Бернардино пожал плечами, словно запросто отказался бы от своего дара живописца.
— Ничего, на свете и без того уже достаточно моих картин. И все же лучшие мои работы — здесь. Прав оказался мой учитель!
— Твой учитель?
— Да, мой учитель, великий Леонардо да Винчи. Он сказал мне, что я не сумею хорошо писать до тех пор, пока не обрету способность чувствовать. И был прав. То, что я изобразил на белых стенах церкви в Саронно, — просто сладкая благочестивая чепуха. Я расписал эти стены красивыми картинками, будто украшая торт! А здесь, войдя в черную темницу, я создал шкатулку, полную сокровищ. Я знаю, что никогда мне уже не создать ничего лучше этого. История будет судить меня именно по этим фрескам. — Широким решительным жестом Бернардино обвел центральный неф и многочисленные приделы, стены которых теперь словно ожили благодаря множеству его прекрасных творений.
Он и сам видел, что эти работы лишены не только классической умеренности, свойственной его фрескам в Саронно, но и равнодушной статичности, по заимствованной им у мастеров античности, которая была характерна для него ранее. Его здешние фрески не отличались ни изысканностью, ни аристократичностью, свойственной произведениям угодливых придворных живописцев. Нет, на них люди по-настоящему жили, дышали полной грудью. Та неясная игра оттенков, которую он по-обезьяньи позаимствовал у Леонардо, теперь обрела четкость и ясность живого, реалистического изображения. Бернардино более не был стеснен ни формой, ни необходимостью сдерживать себя. Его талант выпустили на волю те страсти, что бушевали у него в душе, и кисть стала как бы продолжением его живой руки.

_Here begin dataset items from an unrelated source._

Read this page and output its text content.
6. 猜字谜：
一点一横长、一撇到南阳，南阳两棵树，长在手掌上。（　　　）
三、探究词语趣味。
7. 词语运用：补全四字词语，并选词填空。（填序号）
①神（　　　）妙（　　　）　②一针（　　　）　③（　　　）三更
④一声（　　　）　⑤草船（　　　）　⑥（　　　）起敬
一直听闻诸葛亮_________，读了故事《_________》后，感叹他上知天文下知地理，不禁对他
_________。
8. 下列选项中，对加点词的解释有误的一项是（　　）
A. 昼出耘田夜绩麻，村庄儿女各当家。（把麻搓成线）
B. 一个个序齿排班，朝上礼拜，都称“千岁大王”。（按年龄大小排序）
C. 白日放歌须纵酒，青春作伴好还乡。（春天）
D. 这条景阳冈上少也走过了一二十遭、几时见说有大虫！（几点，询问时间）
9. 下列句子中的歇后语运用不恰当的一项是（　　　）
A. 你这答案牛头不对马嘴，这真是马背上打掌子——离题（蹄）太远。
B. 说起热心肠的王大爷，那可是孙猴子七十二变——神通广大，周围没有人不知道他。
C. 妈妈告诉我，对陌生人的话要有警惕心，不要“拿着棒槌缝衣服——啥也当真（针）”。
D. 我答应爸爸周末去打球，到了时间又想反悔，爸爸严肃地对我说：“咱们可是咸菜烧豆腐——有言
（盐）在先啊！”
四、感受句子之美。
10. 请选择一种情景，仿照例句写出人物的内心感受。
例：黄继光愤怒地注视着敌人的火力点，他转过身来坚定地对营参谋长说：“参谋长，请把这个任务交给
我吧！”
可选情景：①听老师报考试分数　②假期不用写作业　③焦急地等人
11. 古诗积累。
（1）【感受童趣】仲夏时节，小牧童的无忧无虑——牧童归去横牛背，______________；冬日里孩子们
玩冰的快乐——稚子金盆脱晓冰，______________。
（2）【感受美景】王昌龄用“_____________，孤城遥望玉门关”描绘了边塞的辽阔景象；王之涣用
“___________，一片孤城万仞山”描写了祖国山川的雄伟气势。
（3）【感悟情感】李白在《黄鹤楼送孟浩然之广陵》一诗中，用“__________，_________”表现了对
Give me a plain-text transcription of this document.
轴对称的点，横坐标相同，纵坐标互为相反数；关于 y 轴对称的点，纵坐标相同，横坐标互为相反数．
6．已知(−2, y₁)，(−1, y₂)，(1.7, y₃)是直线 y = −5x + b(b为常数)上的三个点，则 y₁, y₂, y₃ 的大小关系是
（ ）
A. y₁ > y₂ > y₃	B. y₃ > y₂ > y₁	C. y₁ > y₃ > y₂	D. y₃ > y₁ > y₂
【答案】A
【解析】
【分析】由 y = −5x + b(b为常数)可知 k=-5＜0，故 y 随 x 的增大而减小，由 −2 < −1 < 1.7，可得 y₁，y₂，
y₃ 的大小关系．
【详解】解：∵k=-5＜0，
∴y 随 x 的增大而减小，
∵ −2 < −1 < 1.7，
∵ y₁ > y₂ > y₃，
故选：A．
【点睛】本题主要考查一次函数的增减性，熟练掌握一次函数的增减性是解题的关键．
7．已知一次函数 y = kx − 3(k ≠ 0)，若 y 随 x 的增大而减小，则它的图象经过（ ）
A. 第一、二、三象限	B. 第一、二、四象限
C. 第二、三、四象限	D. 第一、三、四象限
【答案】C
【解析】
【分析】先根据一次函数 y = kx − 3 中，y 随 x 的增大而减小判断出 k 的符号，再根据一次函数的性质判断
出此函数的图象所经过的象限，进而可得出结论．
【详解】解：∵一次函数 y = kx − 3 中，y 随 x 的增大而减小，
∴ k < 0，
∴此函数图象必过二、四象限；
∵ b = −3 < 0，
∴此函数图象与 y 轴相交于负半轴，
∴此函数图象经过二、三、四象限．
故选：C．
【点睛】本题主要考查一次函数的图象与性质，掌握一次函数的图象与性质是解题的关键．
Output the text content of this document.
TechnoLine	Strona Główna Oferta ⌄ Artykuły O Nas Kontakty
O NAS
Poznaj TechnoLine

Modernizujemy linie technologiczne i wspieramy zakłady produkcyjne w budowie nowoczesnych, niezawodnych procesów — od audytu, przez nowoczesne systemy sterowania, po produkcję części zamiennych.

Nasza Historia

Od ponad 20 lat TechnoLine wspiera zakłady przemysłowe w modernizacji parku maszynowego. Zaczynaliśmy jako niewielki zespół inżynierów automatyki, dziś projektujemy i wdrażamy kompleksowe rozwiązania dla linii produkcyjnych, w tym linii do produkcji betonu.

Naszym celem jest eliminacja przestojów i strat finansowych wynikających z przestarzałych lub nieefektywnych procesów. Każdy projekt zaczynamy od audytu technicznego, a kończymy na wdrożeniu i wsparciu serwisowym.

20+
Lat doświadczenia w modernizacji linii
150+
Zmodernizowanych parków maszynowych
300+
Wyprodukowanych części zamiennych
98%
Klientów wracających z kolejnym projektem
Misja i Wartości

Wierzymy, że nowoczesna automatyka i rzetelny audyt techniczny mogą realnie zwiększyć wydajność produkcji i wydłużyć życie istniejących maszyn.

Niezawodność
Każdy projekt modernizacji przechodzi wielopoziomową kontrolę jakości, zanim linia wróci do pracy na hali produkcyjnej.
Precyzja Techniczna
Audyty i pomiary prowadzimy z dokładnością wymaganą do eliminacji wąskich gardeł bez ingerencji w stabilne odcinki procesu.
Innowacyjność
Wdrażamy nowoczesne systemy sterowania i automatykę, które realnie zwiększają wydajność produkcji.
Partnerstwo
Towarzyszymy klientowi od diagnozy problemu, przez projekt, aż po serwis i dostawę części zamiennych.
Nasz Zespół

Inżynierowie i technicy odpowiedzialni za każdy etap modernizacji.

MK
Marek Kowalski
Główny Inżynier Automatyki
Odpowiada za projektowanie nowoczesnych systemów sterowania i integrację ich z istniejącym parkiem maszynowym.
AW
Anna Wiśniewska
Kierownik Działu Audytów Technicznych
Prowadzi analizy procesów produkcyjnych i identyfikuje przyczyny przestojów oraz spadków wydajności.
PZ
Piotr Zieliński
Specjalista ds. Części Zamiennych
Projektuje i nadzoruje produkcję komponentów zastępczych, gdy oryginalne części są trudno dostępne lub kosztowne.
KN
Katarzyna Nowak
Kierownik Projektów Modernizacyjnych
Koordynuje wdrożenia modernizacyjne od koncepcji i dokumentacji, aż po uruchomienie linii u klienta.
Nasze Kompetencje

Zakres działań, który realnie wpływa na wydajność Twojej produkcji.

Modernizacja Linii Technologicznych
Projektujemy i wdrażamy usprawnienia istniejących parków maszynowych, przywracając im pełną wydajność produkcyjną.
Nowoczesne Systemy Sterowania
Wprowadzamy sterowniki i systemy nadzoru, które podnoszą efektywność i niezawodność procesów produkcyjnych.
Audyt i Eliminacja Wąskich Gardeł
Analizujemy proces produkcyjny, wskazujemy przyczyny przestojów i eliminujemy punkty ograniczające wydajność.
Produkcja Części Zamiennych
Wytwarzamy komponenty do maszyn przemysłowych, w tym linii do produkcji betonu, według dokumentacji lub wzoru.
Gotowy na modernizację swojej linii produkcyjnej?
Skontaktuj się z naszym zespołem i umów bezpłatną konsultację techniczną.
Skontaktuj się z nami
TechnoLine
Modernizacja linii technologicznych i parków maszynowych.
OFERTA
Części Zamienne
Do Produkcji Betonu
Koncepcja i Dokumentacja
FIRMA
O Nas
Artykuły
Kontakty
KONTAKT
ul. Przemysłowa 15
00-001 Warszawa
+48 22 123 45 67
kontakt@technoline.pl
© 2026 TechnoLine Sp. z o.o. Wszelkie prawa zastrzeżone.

Теперь художник и сам понял, что мастерство его возрастает одновременно с укреплением его веры в Бога, каждый человек, изображенный им на фресках, теперь как бы светился изнутри светом преданности Господу, так что святым не нужен был даже нимб над головою. У Бернардино порой возникало ощущение, будто он ведет разговор с некими учеными собеседниками, с целым сонмом святых, которые специально собрались в этой церкви, чтобы его послушать. Здесь были и те, кто давно уже покоился в земле, и те, что были еще живы: коленопреклоненный Алессандро Бентивольо, отец сестры Бьянки, в роскошных одеждах серого, белого, черного и золотого оттенков, а рядом с ним святой Стефаний, стоящий среди разбросанных камней, которыми его и убили. А вот и покойная мать аббатисы, Ипполита, преклонила колена над святыми Агатой и Люсией, и у всех трех женщин лицо и фигура Симонетты ди Саронно. С пилястров блаженными улыбками улыбались ему сестра Бьянка и ее брат Ансельмо, которых художник изобразил как святую Схоластику и ее брата-близнеца святого Бенедикта. В радужном сверкании ярких красок и тончайших оттенков — ляпис-лазури, барвинка, малахита — с арок и сводов церкви, с ее медальонов и тимпанов вниз смотрели прошлое и настоящее. Цвета и складки одежд тех, кто был изображен на фресках, поражали своей естественностью, sottinsù,[49] как и перспектива, были переданы столь безупречно, что казалось, святые действительно склоняются над миром, лежащим у их ног, дабы одарить его своей милостью. Бернардино и впрямь превратил иллюзию в реальность. Написанные им мраморные колонны и ниши выглядели как настоящие, словно были высечены каменщиком, — такой естественной была изображенная художником игра света и тени. Глядя на свое творение, он понимал, что это действительно его лучшая работа — работа, достойная настоящего мастера.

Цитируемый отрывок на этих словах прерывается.